Cornwall Council is trying to charge town and parish councils £50 to use a 'crypto-card' to access direct dial phone numbers for officers. Not surprisingly, a large number of towns and parishes see this as a rip-off.
At present town and parish councils are sent a telephone booklet which contains a small number of key telephone numbers. This booklet, which is sent out once a year, takes around two weeks to put together. As well as quickly going out of date following changes in staffing, there is also a cost for printing and distributing the booklet. In contrast the CRYPTOCard gives access to the council’s entire phone directory which is kept up-to-date in real-time. The information given includes officer’s land and mobile phone numbers , their line managers, and who they themselves manage. It also includes a keyword search facility to make it easier to find the appropriate officer for their enquiry.

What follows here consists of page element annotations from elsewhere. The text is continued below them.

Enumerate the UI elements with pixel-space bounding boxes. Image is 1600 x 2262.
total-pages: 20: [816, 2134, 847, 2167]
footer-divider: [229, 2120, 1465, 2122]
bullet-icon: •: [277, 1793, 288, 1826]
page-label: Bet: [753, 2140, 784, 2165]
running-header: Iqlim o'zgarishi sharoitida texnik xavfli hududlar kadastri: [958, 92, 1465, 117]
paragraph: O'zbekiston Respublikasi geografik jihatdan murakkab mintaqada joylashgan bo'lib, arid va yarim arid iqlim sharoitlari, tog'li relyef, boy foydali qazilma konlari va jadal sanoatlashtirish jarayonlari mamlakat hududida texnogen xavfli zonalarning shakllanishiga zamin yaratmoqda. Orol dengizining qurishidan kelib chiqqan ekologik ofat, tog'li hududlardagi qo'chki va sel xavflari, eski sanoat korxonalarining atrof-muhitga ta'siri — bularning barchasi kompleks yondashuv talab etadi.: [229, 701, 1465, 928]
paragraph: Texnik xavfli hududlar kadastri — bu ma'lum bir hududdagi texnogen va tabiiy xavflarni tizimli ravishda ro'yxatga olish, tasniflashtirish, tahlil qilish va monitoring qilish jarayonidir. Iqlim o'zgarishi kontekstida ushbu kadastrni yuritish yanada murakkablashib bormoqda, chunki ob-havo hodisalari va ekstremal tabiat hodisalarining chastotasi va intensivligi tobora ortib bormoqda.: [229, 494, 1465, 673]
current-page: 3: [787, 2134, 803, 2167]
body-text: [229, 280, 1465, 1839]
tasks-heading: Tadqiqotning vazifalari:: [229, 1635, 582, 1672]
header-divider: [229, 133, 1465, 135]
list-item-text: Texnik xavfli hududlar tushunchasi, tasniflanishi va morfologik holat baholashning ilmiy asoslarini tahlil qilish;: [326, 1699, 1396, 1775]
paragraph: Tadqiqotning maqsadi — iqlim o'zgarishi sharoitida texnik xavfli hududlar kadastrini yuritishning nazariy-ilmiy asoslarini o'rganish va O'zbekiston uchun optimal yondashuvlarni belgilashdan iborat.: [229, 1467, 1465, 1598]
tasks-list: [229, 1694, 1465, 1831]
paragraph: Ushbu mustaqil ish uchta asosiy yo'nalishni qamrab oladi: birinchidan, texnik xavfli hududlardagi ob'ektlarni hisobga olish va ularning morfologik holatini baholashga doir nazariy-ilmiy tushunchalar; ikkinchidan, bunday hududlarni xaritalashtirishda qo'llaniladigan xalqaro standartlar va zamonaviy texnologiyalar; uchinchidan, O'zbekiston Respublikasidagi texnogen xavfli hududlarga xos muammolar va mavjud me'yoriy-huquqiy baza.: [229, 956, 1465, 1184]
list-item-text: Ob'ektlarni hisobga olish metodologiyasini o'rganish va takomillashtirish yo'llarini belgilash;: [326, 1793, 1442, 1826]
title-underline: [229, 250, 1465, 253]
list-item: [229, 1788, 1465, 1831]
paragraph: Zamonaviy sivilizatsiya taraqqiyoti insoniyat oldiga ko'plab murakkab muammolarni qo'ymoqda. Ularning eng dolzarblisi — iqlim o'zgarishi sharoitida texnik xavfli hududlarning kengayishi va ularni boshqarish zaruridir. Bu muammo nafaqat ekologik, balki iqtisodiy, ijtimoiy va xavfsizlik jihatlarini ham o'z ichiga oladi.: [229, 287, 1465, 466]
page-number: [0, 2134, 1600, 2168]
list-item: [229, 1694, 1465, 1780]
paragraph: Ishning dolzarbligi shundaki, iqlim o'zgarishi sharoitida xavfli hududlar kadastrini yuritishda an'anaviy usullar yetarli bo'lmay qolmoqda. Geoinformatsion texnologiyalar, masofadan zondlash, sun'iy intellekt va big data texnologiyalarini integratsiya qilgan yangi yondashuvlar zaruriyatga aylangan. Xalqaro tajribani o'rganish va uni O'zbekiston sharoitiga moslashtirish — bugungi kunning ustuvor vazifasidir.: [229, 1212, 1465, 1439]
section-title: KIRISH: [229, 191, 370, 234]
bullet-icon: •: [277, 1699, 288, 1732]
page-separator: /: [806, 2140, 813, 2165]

So the crypto-card is undoubtedly better and more accurate. But, whilst £50 to a large town council such as Launceston is not a lot, it is a huge amount for some of the small parishes which don't have a local budget to speak of.
In response to criticism, Cornwall Council says this:
"The cost is not being used to subsidise the Intranet. The £50 charge covers the cost of the CRYPTOCard, distribution and the IT support necessary to provide this access. No rental or annual fee is involved. It is the same amount paid by internal Council services. The charge includes providing parish and town councils with support and advice in the use of the CRYPTOCard to access the council's network via their own computers. Providing the card free of charge to town and parish councils would, in fact, cost council tax payers in Cornwall around £10,600.As a one off payment that gives access to such a huge amount of up-to-date information, £50 must be a good offer!"
But the Council is failing to understand is that money for town and parish councils doesn't grow on trees. If they need to spend an extra £50 then it has to come from taxpayers in the form of an extra levy on council tax - so the result is the same. In order to avoid the negative publicity and bad feeling, perhaps Cornwall Council should have demonstrated a slightly more friendly attitude to localism and not tried to make this charge.